Sem medo de ser feliz, Marcelle Albaine mergulha na lógica da cibercultura, da qual fazem parte seus alunos, querendo responder qual o “nosso (novo) papel de professor de educação básica no dia a dia da rotina escolar?” E mais: “os games podem ser utilizados para construir experiências concretas de aprendizagem no âmbito dos estudos históricos?” (p. 17, 18). O olhar da professora/pesquisadora se detém sobre a importância da ludicidade promovida pelos games que são vistos por ela como ferramentas de um “aprendizado que estabeleça laços prazerosos com o conhecimento” (p.17).

O lúdico para as gerações que estão em idade escolar está intrinsecamente relacionado aos games eletrônicos. Essa perspectiva se derrama sobre a cultura escolar, estabelecendo a obrigatoriedade de o professor da educação básica repensar seu papel na rotina escolar. Sendo assim, ALBAINE questiona como os games podem ser utilizados para construir experiências concretas de aprendizagem de história.

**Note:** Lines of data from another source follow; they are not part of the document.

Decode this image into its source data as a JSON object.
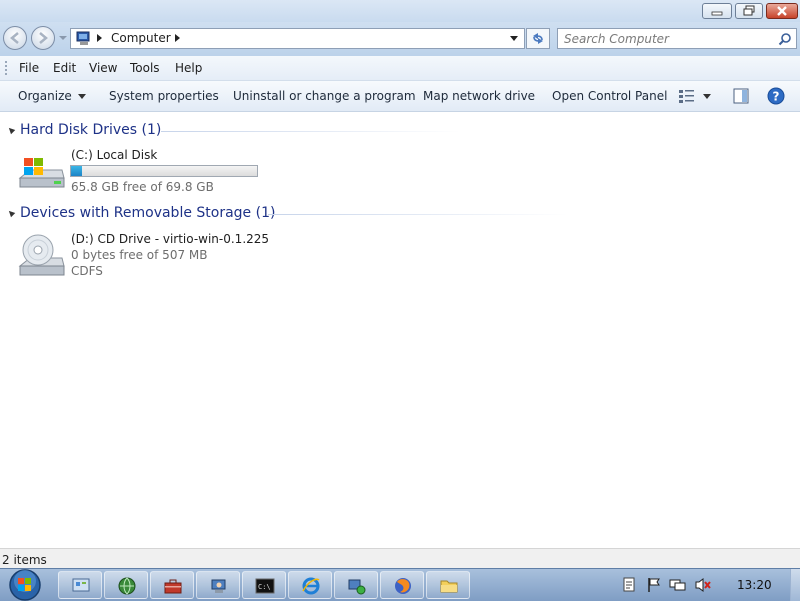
{
  "window": {
    "caption_buttons": [
      "minimize-icon",
      "restore-icon",
      "close-icon"
    ]
  },
  "navigation": {
    "back_icon": "back-arrow-icon",
    "forward_icon": "forward-arrow-icon",
    "address": {
      "location": "Computer"
    },
    "search": {
      "placeholder": "Search Computer"
    }
  },
  "menubar": {
    "items": [
      {
        "label": "File"
      },
      {
        "label": "Edit"
      },
      {
        "label": "View"
      },
      {
        "label": "Tools"
      },
      {
        "label": "Help"
      }
    ]
  },
  "commandbar": {
    "organize": "Organize",
    "items": [
      {
        "label": "System properties"
      },
      {
        "label": "Uninstall or change a program"
      },
      {
        "label": "Map network drive"
      },
      {
        "label": "Open Control Panel"
      }
    ]
  },
  "groups": [
    {
      "header": "Hard Disk Drives (1)",
      "drives": [
        {
          "name": "(C:) Local Disk",
          "free_text": "65.8 GB free of 69.8 GB",
          "used_fraction": 0.057,
          "icon": "hard-disk-icon"
        }
      ]
    },
    {
      "header": "Devices with Removable Storage (1)",
      "drives": [
        {
          "name": "(D:) CD Drive - virtio-win-0.1.225",
          "free_text": "0 bytes free of 507 MB",
          "filesystem": "CDFS",
          "icon": "cd-drive-icon"
        }
      ]
    }
  ],
  "statusbar": {
    "items_count": "2 items"
  },
  "taskbar": {
    "clock": "13:20",
    "pinned": [
      "start-orb-icon",
      "control-panel-icon",
      "network-globe-icon",
      "toolbox-icon",
      "computer-user-icon",
      "command-prompt-icon",
      "internet-explorer-icon",
      "network-folder-icon",
      "firefox-icon",
      "folder-icon"
    ],
    "tray": [
      "document-icon",
      "flag-icon",
      "network-icon",
      "volume-muted-icon"
    ]
  },
  "colors": {
    "group_header": "#1e3287",
    "capacity_fill": "#1c84c6",
    "secondary_text": "#6d6d6d"
  }
}
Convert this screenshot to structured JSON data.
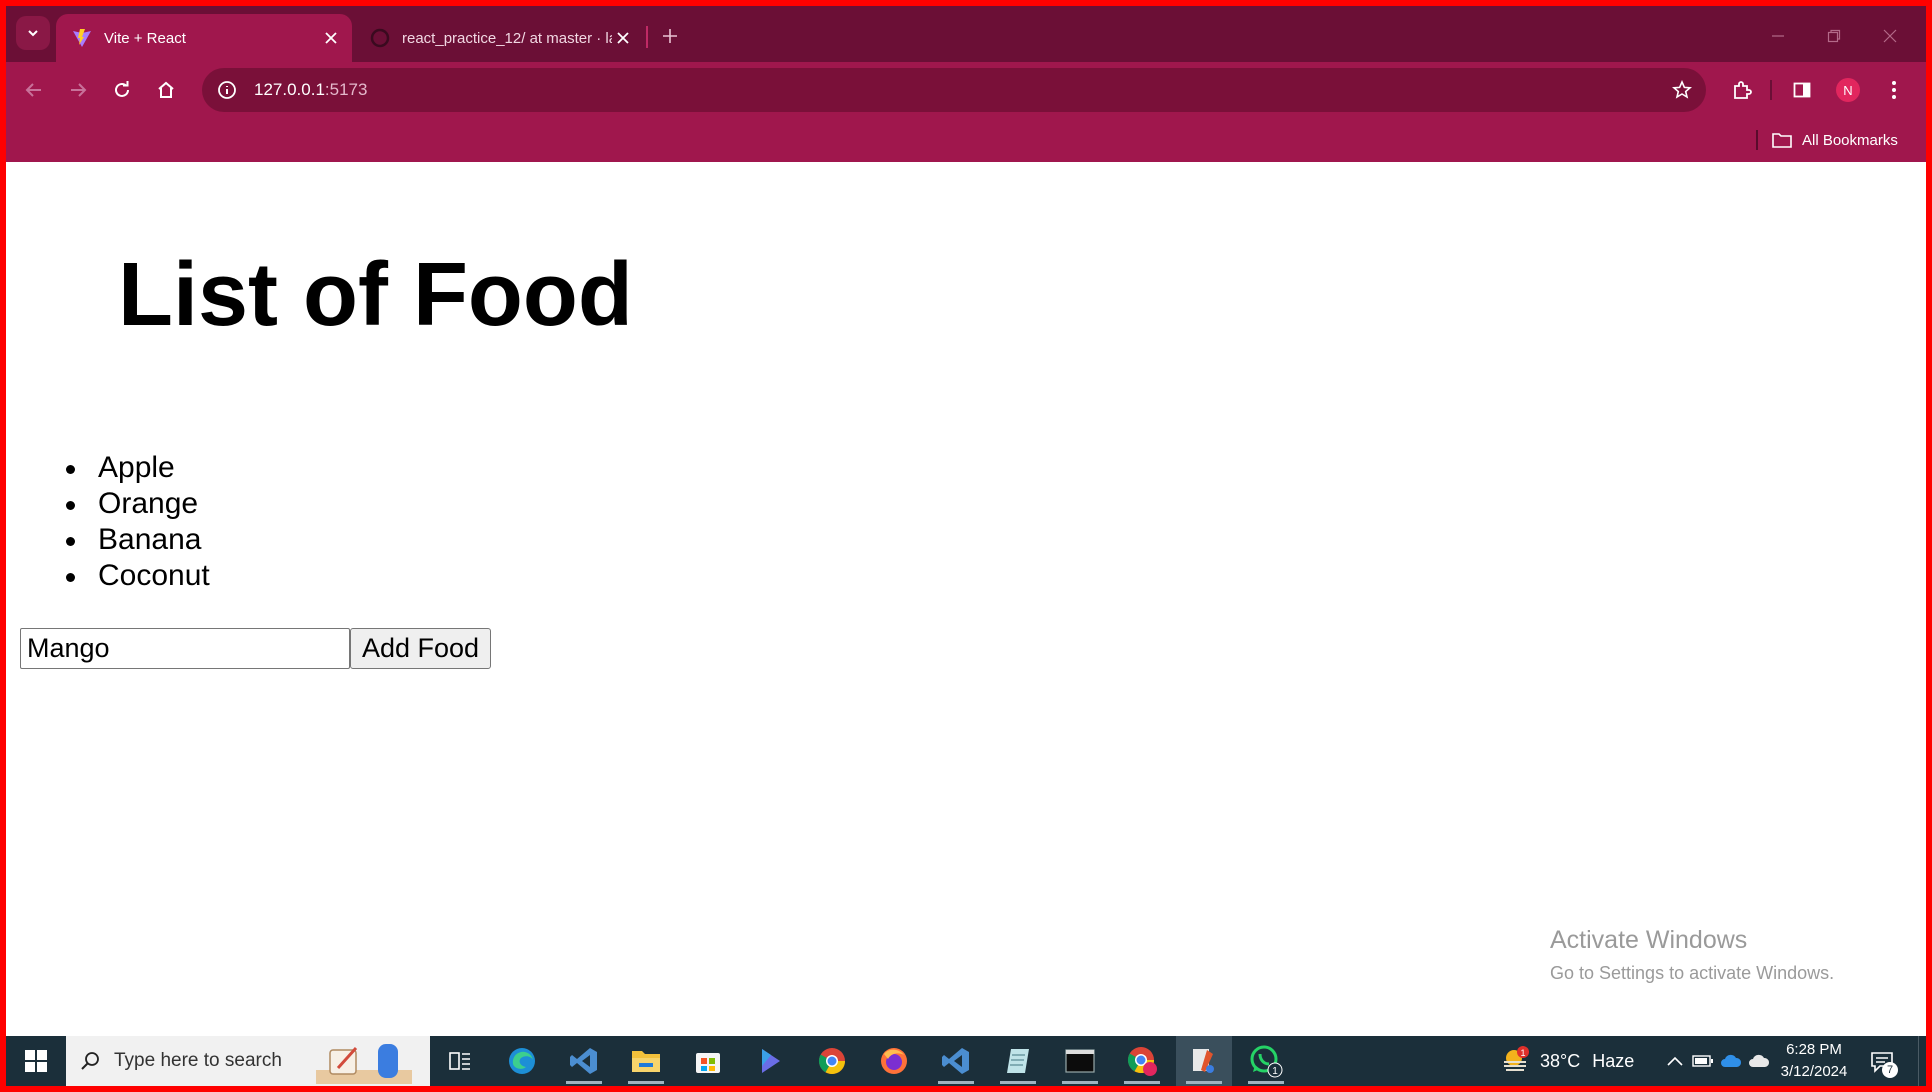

A busca de uma resposta a leva a pesquisar em áreas do conhecimento um tanto quanto negligenciadas pela maioria dos profissionais de História e também pelos atuais currículos dos cursos de licenciatura em História. Suas indagações à área da História digital somadas a preocupações fundamentais com discussões sobre currículo e cultura escolar se oferecem como caminho para que, sem abandonar o simples e primeiro desejo dos alunos de brincar/jogar, possa viabilizar a utilização dos games no processo de aprendizagem como ferramenta potente para a produção de conhecimento escolar de forma colaborativa e compartilhada.

Um exercício de Didática escolar de História

Professora de História responsável por turmas de 6° ano do Ensino Fundamental em uma escola pública que atende crianças de comunidades carentes da zona sul da cidade do Rio de Janeiro, ALBAINE enfrentou a situação de aparente desinteresse de seus alunos às suas aulas com reflexão crítica à própria prática docente:

Será que nas salas de aula temos “jogado com a História” no(s) sentido(s) aventado(s) por Carla Meinerz1, ou será que temos “jogado a História” no sentido de preenchermos o quadro de matéria para que nossos alunos meramente copiem assuntos que, quase sempre, em suas concepções, parecem sem sentido? (p.23).

O ato de jogar/brincar há muito tempo é visto como prática capaz de provocar aprendizado, mas, parece que a rotina escolar e o exercício docente esquecem-se disso assim que os alunos deixam o espaço do ensino infantil e do 1° segmento do Ensino Fundamental.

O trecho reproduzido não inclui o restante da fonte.